The syntax used for the PROVISIONER command is
PROVISIONER JobName SubmitDescriptionFileName
When a PROVISIONER is defined in a DAG, it gets run at the beginning of the
DAG, and no other nodes are run until the PROVISIONER has advertised that it
is ready. It does this by setting the ProvisionerState
attribute in its
job classad to the enumerated value ProvisionerState::PROVISIONING_COMPLETE
(currently: 2). Once DAGMan sees that it is ready, it will start running
other nodes in the DAG as usual. At this point the PROVISIONER job continues
to run, typically sleeping and waiting while other nodes in the DAG use its
resources.
A PROVISIONER runs for a set amount of time defined in its job. It does not get terminated automatically at the end of a DAG workflow. The expectation is that it needs to explicitly deprovision any resources, such as expensive cloud computing instances that should not be allowed to run indefinitely.
SERVICE Node
A SERVICE node is a special type of node that is always run at the beginning of a DAG. These are typically used to run tasks that need to run alongside a DAGMan workflow (ie. progress monitoring) without any direct dependencies to the other nodes in the workflow.

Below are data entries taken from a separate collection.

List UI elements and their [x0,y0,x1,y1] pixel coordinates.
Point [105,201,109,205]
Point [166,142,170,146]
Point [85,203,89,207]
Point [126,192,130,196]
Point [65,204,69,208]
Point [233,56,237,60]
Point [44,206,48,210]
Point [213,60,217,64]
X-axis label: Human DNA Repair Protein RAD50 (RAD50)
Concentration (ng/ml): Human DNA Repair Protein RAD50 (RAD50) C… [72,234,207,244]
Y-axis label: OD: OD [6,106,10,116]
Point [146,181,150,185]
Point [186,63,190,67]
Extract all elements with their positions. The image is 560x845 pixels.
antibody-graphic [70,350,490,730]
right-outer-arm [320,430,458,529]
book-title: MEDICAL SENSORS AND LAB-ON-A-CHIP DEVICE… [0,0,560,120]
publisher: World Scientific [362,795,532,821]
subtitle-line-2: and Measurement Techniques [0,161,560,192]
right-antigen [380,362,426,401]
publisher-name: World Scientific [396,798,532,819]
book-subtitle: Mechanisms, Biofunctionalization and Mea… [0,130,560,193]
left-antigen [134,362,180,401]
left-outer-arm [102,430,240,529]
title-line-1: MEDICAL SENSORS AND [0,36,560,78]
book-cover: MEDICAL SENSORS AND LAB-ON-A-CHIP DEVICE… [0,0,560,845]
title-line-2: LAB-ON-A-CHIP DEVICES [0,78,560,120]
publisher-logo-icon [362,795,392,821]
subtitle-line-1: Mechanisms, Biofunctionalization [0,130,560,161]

The syntax used for the SERVICE command is
SERVICE ServiceName SubmitDescriptionFileName
When a SERVICE is defined in a DAG, it gets started at the beginning of the
workflow. There is no guarantee that it will start running before any of the
other nodes, although running it directly from the access point using
universe = local
or universe = scheduler
will almost always make this
go first.
A SERVICE node runs on a best-effort basis. If this node fails to submit correctly, this will not register as an error and the DAG workflow will continue normally.
If a DAGMan workflow finishes while there are SERVICE nodes still running, it will shut these down and then exit the workflow successfully.